Could you add a bit more background to help me understand what case
this patch solves? Is your issue that you want to be able to
attribute forced idle time to the specific cpus it happens on, or do
you simply want a more convenient way of summing forced idle without
iterating your cookie'd tasks and summing the schedstat manually?

> @@ -190,6 +202,9 @@ static int show_stat(struct seq_file *p, void *v)
> seq_put_decimal_ull(p, " ", nsec_to_clock_t(steal));
> seq_put_decimal_ull(p, " ", nsec_to_clock_t(guest));
> seq_put_decimal_ull(p, " ", nsec_to_clock_t(guest_nice));
> +#ifdef CONFIG_SCHED_CORE
> + seq_put_decimal_ull(p, " ", nsec_to_clock_t(cookied_forceidle));
> +#endif

IMO it would be better to always print this stat, otherwise it sets a
weird precedent for new stats added in the future (much more difficult
for userspace to reason about which column corresponds with which
field, since it would depend on kernel config).

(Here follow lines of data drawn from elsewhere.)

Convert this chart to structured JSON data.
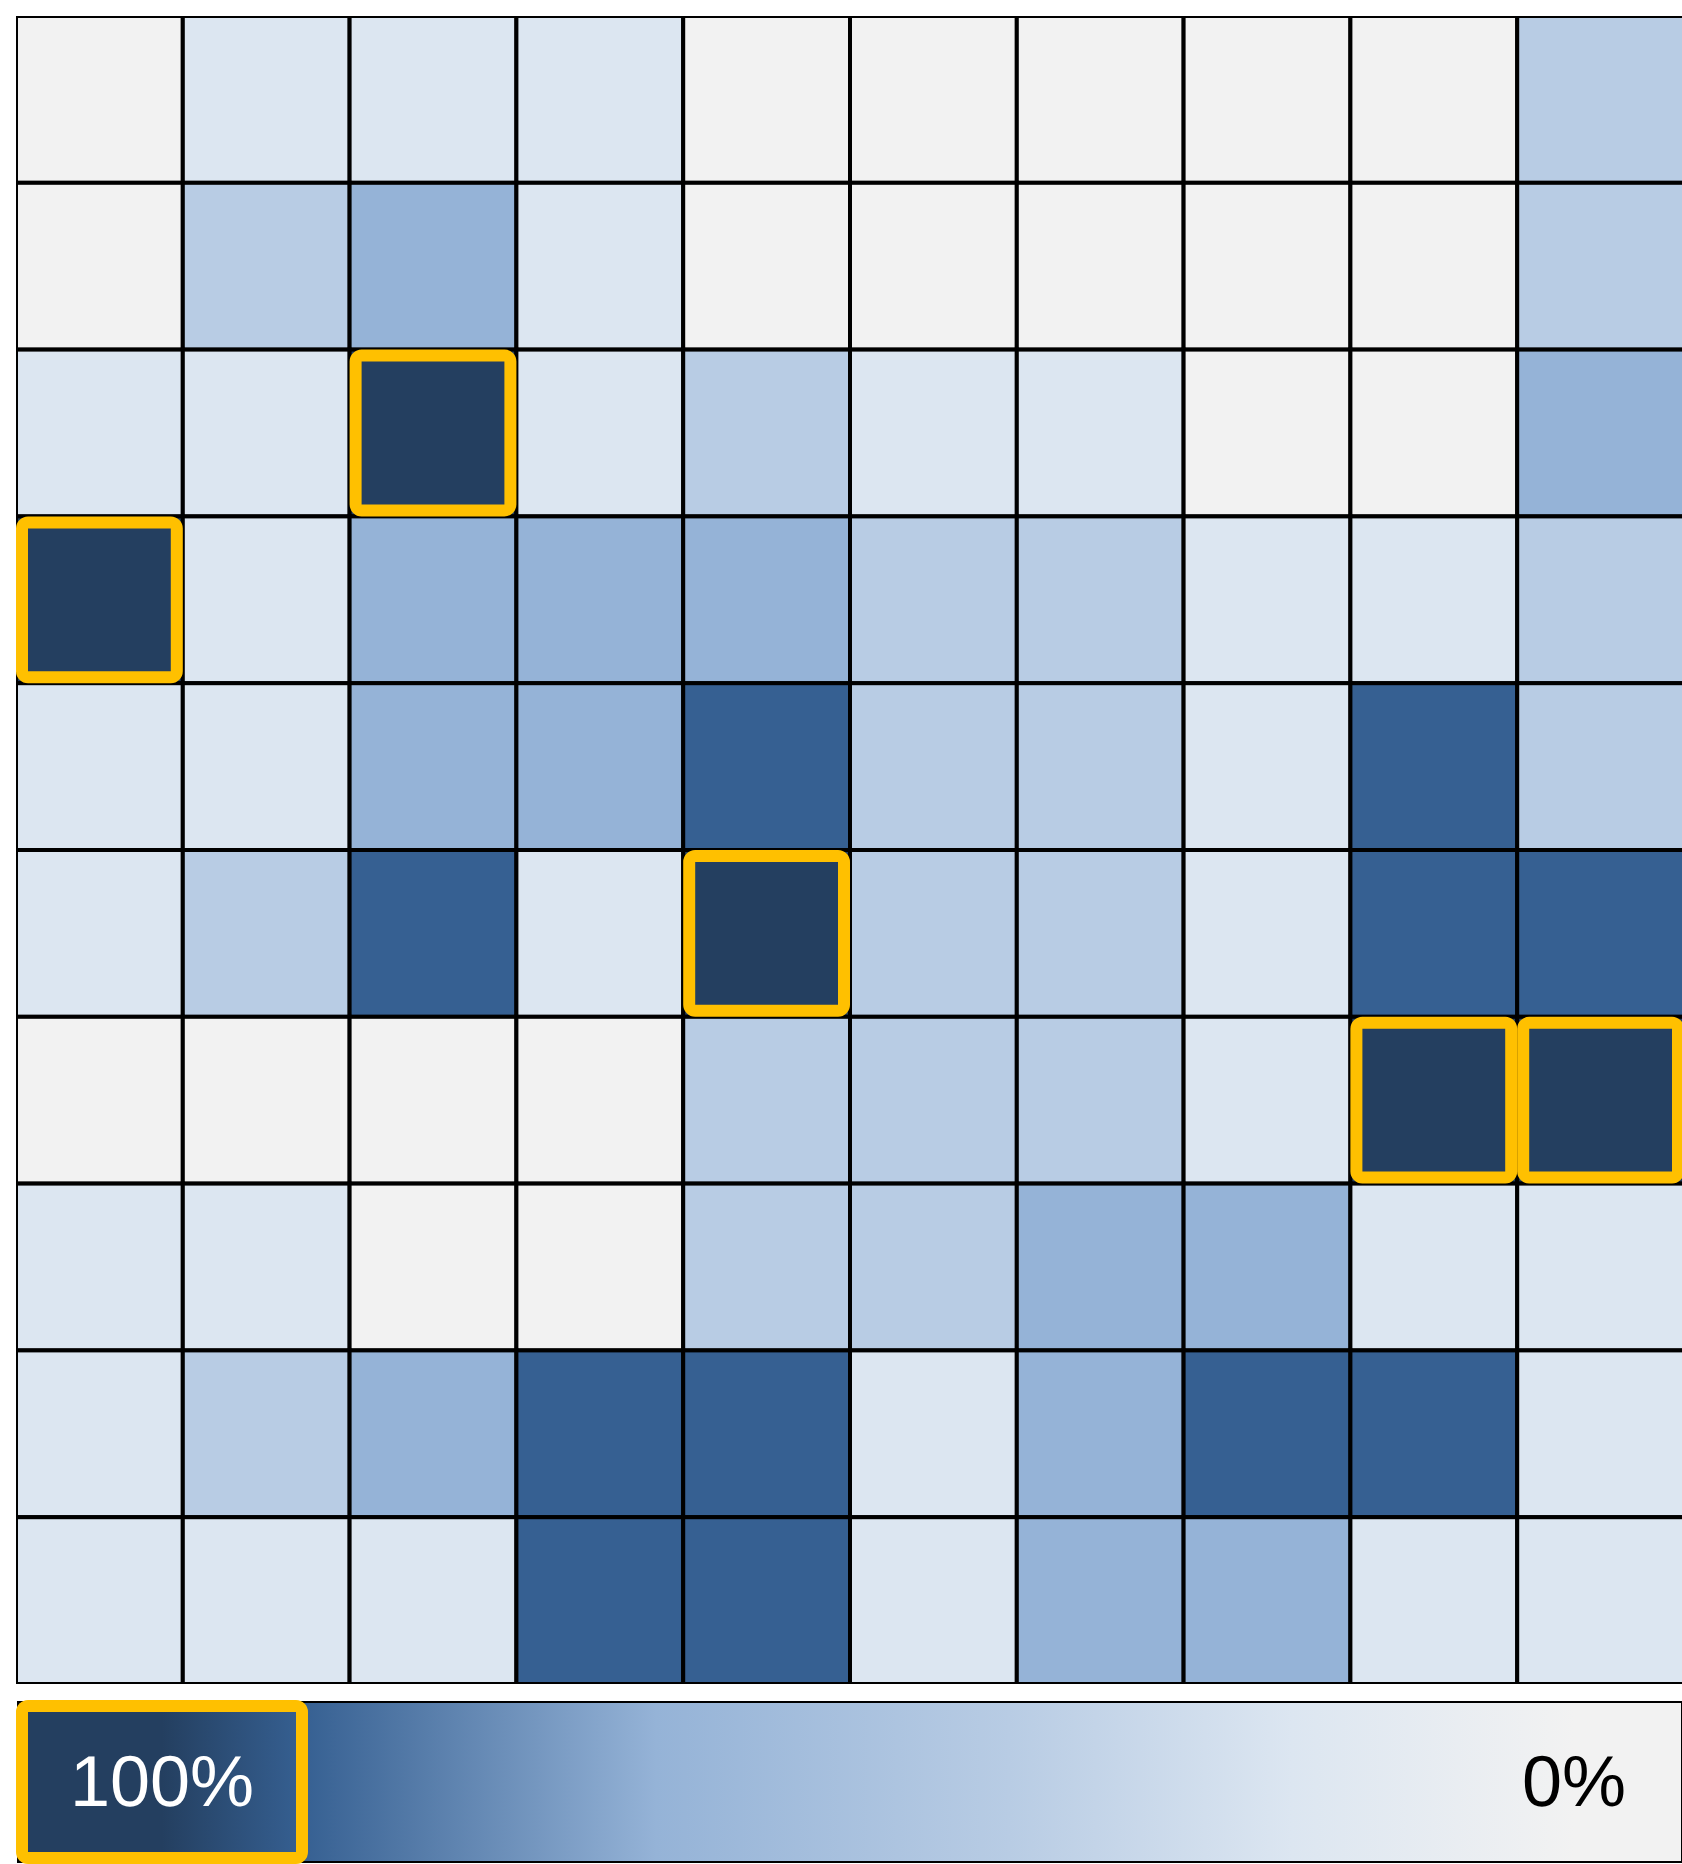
{
  "chart_data": {
    "type": "heatmap",
    "categories": [
      null,
      null,
      null,
      null,
      null,
      null,
      null,
      null,
      null,
      null
    ],
    "y_categories": [
      null,
      null,
      null,
      null,
      null,
      null,
      null,
      null,
      null,
      null
    ],
    "cells": [
      [
        0,
        20,
        20,
        20,
        0,
        0,
        0,
        0,
        0,
        40
      ],
      [
        0,
        40,
        65,
        20,
        0,
        0,
        0,
        0,
        0,
        40
      ],
      [
        20,
        20,
        100,
        20,
        40,
        20,
        20,
        0,
        0,
        65
      ],
      [
        100,
        20,
        65,
        65,
        65,
        40,
        40,
        20,
        20,
        40
      ],
      [
        20,
        20,
        65,
        65,
        90,
        40,
        40,
        20,
        90,
        40
      ],
      [
        20,
        40,
        90,
        20,
        100,
        40,
        40,
        20,
        90,
        90
      ],
      [
        0,
        0,
        0,
        0,
        40,
        40,
        40,
        20,
        100,
        100
      ],
      [
        20,
        20,
        0,
        0,
        40,
        40,
        65,
        65,
        20,
        20
      ],
      [
        20,
        40,
        65,
        90,
        90,
        20,
        65,
        90,
        90,
        20
      ],
      [
        20,
        20,
        20,
        90,
        90,
        20,
        65,
        65,
        20,
        20
      ]
    ],
    "clim": [
      100,
      0
    ],
    "cticks": [
      {
        "value": 100,
        "label": "100%"
      },
      {
        "value": 0,
        "label": "0%"
      }
    ]
  }
}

Also, did you intend to put this in /proc/stat instead of
/proc/schedstat (the latter of which would be more attractive to
prevent calculation of these stats unless schestat was enabled)?

> diff --git a/kernel/sched/core_sched.c b/kernel/sched/core_sched.c
> @@ -260,6 +261,21 @@ void __sched_core_account_forceidle(struct rq *rq)
>
> rq->core->core_forceidle_start = now;
>
> + for_each_cpu(i, smt_mask) {
> + rq_i = cpu_rq(i);
> + p = rq_i->core_pick ?: rq_i->curr;
> +
> + if (!rq->core->core_cookie)
> + continue;

I see this is temporary given your other patch, but just a note that
if your other patch is dropped, this check can be pulled outside the
loop.

> + if (p == rq_i->idle && rq_i->nr_running) {
> + cpustat = kcpustat_cpu(i).cpustat;
> + cpustat[CPUTIME_COOKIED_FORCEIDLE] += delta;
> + }
> + }

I don't think this is right. If a cpu was simply idle while some other
SMT sibling on its core was forced idle, and then a task happens to
wake on the idle cpu, that cpu will now be charged the full delta here
as forced idle (when actually it was never forced idle, we just
haven't been through pick_next_task yet). One workaround would be to
add a boolean to struct rq to cache whether the rq was in forced idle
state.

Best,
Josh